Lack of female role models
Sports personalities flood news headlines, promote all sorts of products and are among the most recognized celebrities worldwide. Even children in remote African villages wear T-shirts and carry notebooks depicting football stars from Manchester United and Bayern München.
These athletes serve as role models and idols for children around the world, particularly during major sporting events like the World Cup.
But female sports stars are startlingly absent. As a result, girls who aspire to play sports have less exposure to female role models and are less able to benefit from the positive example these athletes provide.
An example from research conducted in Lusaka and Kabwe, Zambia by the Swiss Academy for Development illustrates this dearth. When a group of boys and girls were asked to name their sports idols, 61 per cent of girls could not name a single professional athlete.
Of those who could only 19 per cent mentioned a woman.
By comparison, 87 per cent of boys questioned could name a sports star. A definitive 0% named a woman.
Women comprised 40.7 per cent of participants in the 2004 Athens Olympic Games, a record in women’s participation. However, many countries send fewer female participants than male. Some countries send no women at all. Analysis of Olympic coverage in recent years shows a persistent bias against coverage of women’s events, with no improvement over time.
Benefits of sport
Physical activity develops healthy life style habits and is beneficial for physical and mental health.
Just four hours of physical activity a week has been shown to reduce the risk of many diseases, such as breast cancer and heart disease.
Developing such positive habits in childhood can have life-long positive benefits.
The beneficial effects of sport on individual health accelerate overall health indicators of the community.
Furthermore, there is a strong connection between participation in sport and academic success. Children who participate in sports tend to be more focused, disciplined in their studies and successful in school. Participation in sports is also intrinsically linked to community development initiatives.
The values which sport enshrines - teamwork, inclusion, and personal achievement - build a strong foundation for personal and community growth.
In terms of economic growth, creation of sports teams can provide jobs as athletes, coaches, managers, and administrative staff; the worldwide trade in sporting goods can provide opportunities for product exports; and the revenue brought in by hosting major sporting events can be used to support economic growth in other areas.

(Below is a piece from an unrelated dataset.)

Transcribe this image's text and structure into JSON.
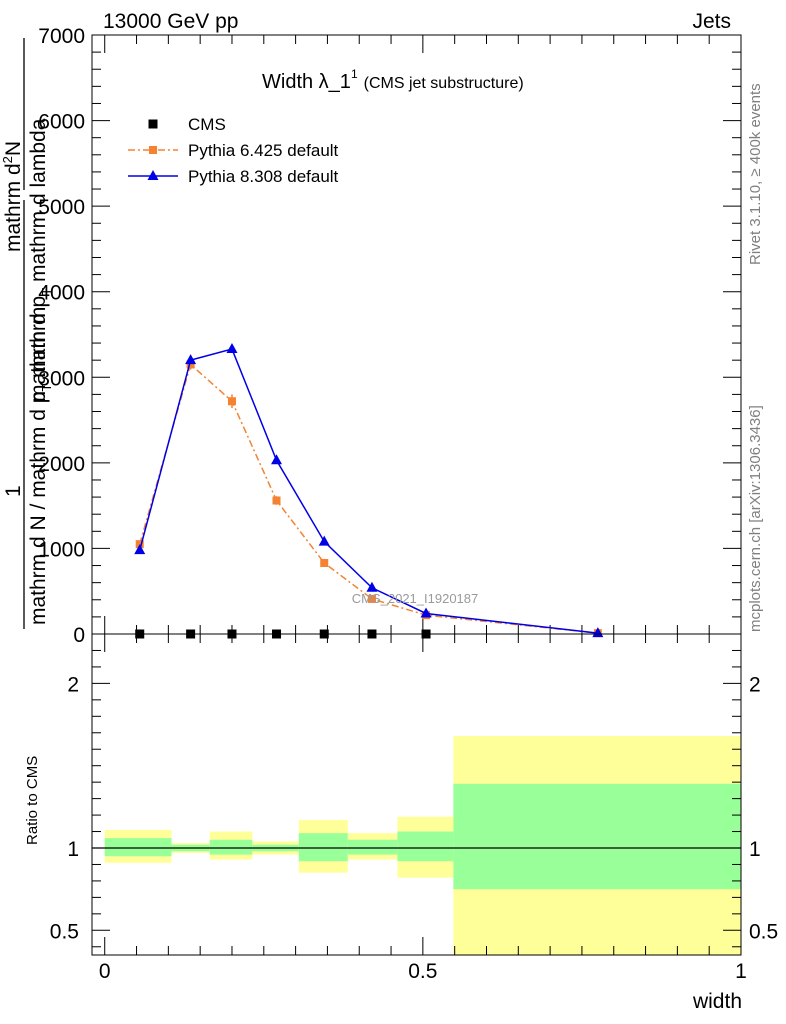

In post-conflict environments such as Rwanda, sports has been used effectively to promote reconciliation between divided groups.

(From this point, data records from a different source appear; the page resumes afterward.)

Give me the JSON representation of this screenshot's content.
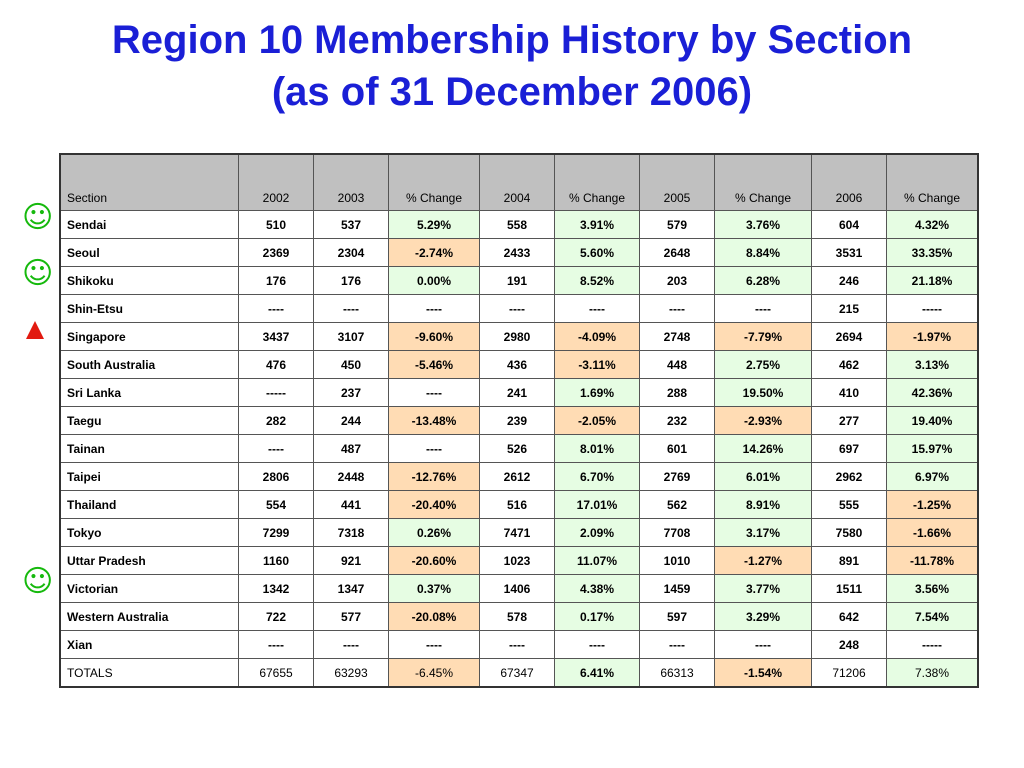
{
  "title": {
    "line1": "Region 10 Membership History by Section",
    "line2": "(as of 31 December 2006)"
  },
  "colors": {
    "title": "#1a1fd6",
    "increase_fill": "#e6fde3",
    "decrease_fill": "#ffdcb4",
    "header_fill": "#c0c0c0",
    "smiley": "#16b90d",
    "triangle": "#e21a10"
  },
  "table": {
    "headers": [
      "Section",
      "2002",
      "2003",
      "% Change",
      "2004",
      "% Change",
      "2005",
      "% Change",
      "2006",
      "% Change"
    ],
    "rows": [
      {
        "name": "Sendai",
        "marker": "smiley-icon",
        "cells": [
          "510",
          "537",
          "5.29%",
          "558",
          "3.91%",
          "579",
          "3.76%",
          "604",
          "4.32%"
        ],
        "trend": [
          "",
          "",
          "up",
          "",
          "up",
          "",
          "up",
          "",
          "up"
        ]
      },
      {
        "name": "Seoul",
        "marker": "",
        "cells": [
          "2369",
          "2304",
          "-2.74%",
          "2433",
          "5.60%",
          "2648",
          "8.84%",
          "3531",
          "33.35%"
        ],
        "trend": [
          "",
          "",
          "down",
          "",
          "up",
          "",
          "up",
          "",
          "up"
        ]
      },
      {
        "name": "Shikoku",
        "marker": "smiley-icon",
        "cells": [
          "176",
          "176",
          "0.00%",
          "191",
          "8.52%",
          "203",
          "6.28%",
          "246",
          "21.18%"
        ],
        "trend": [
          "",
          "",
          "up",
          "",
          "up",
          "",
          "up",
          "",
          "up"
        ]
      },
      {
        "name": "Shin-Etsu",
        "marker": "",
        "cells": [
          "----",
          "----",
          "----",
          "----",
          "----",
          "----",
          "----",
          "215",
          "-----"
        ],
        "trend": [
          "",
          "",
          "",
          "",
          "",
          "",
          "",
          "",
          ""
        ]
      },
      {
        "name": "Singapore",
        "marker": "triangle-up-icon",
        "cells": [
          "3437",
          "3107",
          "-9.60%",
          "2980",
          "-4.09%",
          "2748",
          "-7.79%",
          "2694",
          "-1.97%"
        ],
        "trend": [
          "",
          "",
          "down",
          "",
          "down",
          "",
          "down",
          "",
          "down"
        ]
      },
      {
        "name": "South Australia",
        "marker": "",
        "cells": [
          "476",
          "450",
          "-5.46%",
          "436",
          "-3.11%",
          "448",
          "2.75%",
          "462",
          "3.13%"
        ],
        "trend": [
          "",
          "",
          "down",
          "",
          "down",
          "",
          "up",
          "",
          "up"
        ]
      },
      {
        "name": "Sri Lanka",
        "marker": "",
        "cells": [
          "-----",
          "237",
          "----",
          "241",
          "1.69%",
          "288",
          "19.50%",
          "410",
          "42.36%"
        ],
        "trend": [
          "",
          "",
          "",
          "",
          "up",
          "",
          "up",
          "",
          "up"
        ]
      },
      {
        "name": "Taegu",
        "marker": "",
        "cells": [
          "282",
          "244",
          "-13.48%",
          "239",
          "-2.05%",
          "232",
          "-2.93%",
          "277",
          "19.40%"
        ],
        "trend": [
          "",
          "",
          "down",
          "",
          "down",
          "",
          "down",
          "",
          "up"
        ]
      },
      {
        "name": "Tainan",
        "marker": "",
        "cells": [
          "----",
          "487",
          "----",
          "526",
          "8.01%",
          "601",
          "14.26%",
          "697",
          "15.97%"
        ],
        "trend": [
          "",
          "",
          "",
          "",
          "up",
          "",
          "up",
          "",
          "up"
        ]
      },
      {
        "name": "Taipei",
        "marker": "",
        "cells": [
          "2806",
          "2448",
          "-12.76%",
          "2612",
          "6.70%",
          "2769",
          "6.01%",
          "2962",
          "6.97%"
        ],
        "trend": [
          "",
          "",
          "down",
          "",
          "up",
          "",
          "up",
          "",
          "up"
        ]
      },
      {
        "name": "Thailand",
        "marker": "",
        "cells": [
          "554",
          "441",
          "-20.40%",
          "516",
          "17.01%",
          "562",
          "8.91%",
          "555",
          "-1.25%"
        ],
        "trend": [
          "",
          "",
          "down",
          "",
          "up",
          "",
          "up",
          "",
          "down"
        ]
      },
      {
        "name": "Tokyo",
        "marker": "",
        "cells": [
          "7299",
          "7318",
          "0.26%",
          "7471",
          "2.09%",
          "7708",
          "3.17%",
          "7580",
          "-1.66%"
        ],
        "trend": [
          "",
          "",
          "up",
          "",
          "up",
          "",
          "up",
          "",
          "down"
        ]
      },
      {
        "name": "Uttar Pradesh",
        "marker": "",
        "cells": [
          "1160",
          "921",
          "-20.60%",
          "1023",
          "11.07%",
          "1010",
          "-1.27%",
          "891",
          "-11.78%"
        ],
        "trend": [
          "",
          "",
          "down",
          "",
          "up",
          "",
          "down",
          "",
          "down"
        ]
      },
      {
        "name": "Victorian",
        "marker": "smiley-icon",
        "cells": [
          "1342",
          "1347",
          "0.37%",
          "1406",
          "4.38%",
          "1459",
          "3.77%",
          "1511",
          "3.56%"
        ],
        "trend": [
          "",
          "",
          "up",
          "",
          "up",
          "",
          "up",
          "",
          "up"
        ]
      },
      {
        "name": "Western Australia",
        "marker": "",
        "cells": [
          "722",
          "577",
          "-20.08%",
          "578",
          "0.17%",
          "597",
          "3.29%",
          "642",
          "7.54%"
        ],
        "trend": [
          "",
          "",
          "down",
          "",
          "up",
          "",
          "up",
          "",
          "up"
        ]
      },
      {
        "name": "Xian",
        "marker": "",
        "cells": [
          "----",
          "----",
          "----",
          "----",
          "----",
          "----",
          "----",
          "248",
          "-----"
        ],
        "trend": [
          "",
          "",
          "",
          "",
          "",
          "",
          "",
          "",
          ""
        ]
      }
    ],
    "totals": {
      "name": "TOTALS",
      "cells": [
        "67655",
        "63293",
        "-6.45%",
        "67347",
        "6.41%",
        "66313",
        "-1.54%",
        "71206",
        "7.38%"
      ],
      "trend": [
        "",
        "",
        "down",
        "",
        "up",
        "",
        "down",
        "",
        "up"
      ],
      "bold": [
        false,
        false,
        false,
        false,
        true,
        false,
        true,
        false,
        false
      ]
    }
  }
}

Sporting events present an opportunity to bring groups together in a forum which is competitive without being adversarial, learning to work through and see beyond their differences.
In countries divided by civil strife, common support for a national sports team can unite divided parties in their shared joy and enthusiasm.
As Rwanda continues to develop socially and economically, women athletes are claiming their right to compete.
Hopefully, within the next generation, they will no longer have to struggle against a sexist and unsupportive society and exclusive sports environment, and get to focus their energy into what they train for: the game.